Last 'rndc status' before hung:
version: BIND 9.11.28 (Extended Support Version) <id:60f9417> (not available)
running on latest: Linux x86_64 4.15.12 #1 SMP Wed Mar 21 12:30:16 EDT 2018
boot time: Fri, 19 Mar 2021 17:05:02 GMT
last configured: Fri, 19 Mar 2021 17:05:02 GMT
configuration file: /opt/incontrol/dns/etc/named.conf
CPUs found: 4
worker threads: 4
UDP listeners per interface: 3
number of zones: 102 (99 automatic)
debug level: 0
xfers running: 0
xfers deferred: 0
soa queries in progress: 0
query logging is OFF
recursive clients: 422/900/1000
tcp clients: 4/150
TCP high-water: 4
server is up and runningSometimes 'recursive clients:' was 2/900/1000 but never 0/900/1000 when it hangs.

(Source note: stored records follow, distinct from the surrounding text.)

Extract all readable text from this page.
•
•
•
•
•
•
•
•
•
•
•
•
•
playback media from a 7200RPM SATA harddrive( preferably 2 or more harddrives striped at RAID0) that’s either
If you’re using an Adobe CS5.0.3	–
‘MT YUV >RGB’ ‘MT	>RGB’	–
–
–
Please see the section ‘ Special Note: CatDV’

At that time strace looks like below:
# strace -f -p <pid>
[pid 6826] epoll_wait(8, <unfinished ...>
[pid 6825] restart_syscall(<... resuming interrupted futex ...> <unfinished ...>
[pid 6824] select(10, [9], [], NULL, NULL <unfinished ...>
[pid 6822] rt_sigsuspend([], 8 <unfinished ...>
[pid 6823] futex(0x7f8e8449e0d4, FUTEX_WAIT_PRIVATE, 5, NULL <unfinished ...>
[pid 6824] <... select resumed>) = 1 (in [9])
[pid 6824] read(9, ";\275\10vt\376", 36) = 6
[pid 6824] read(9, 0x7f8e82007d30, 30) = -1 EAGAIN (Resource temporarily unavailable)
[pid 6824] select(10, [9], [], NULL, NULLThe problem does not happen in 9.11.22 with same configuration.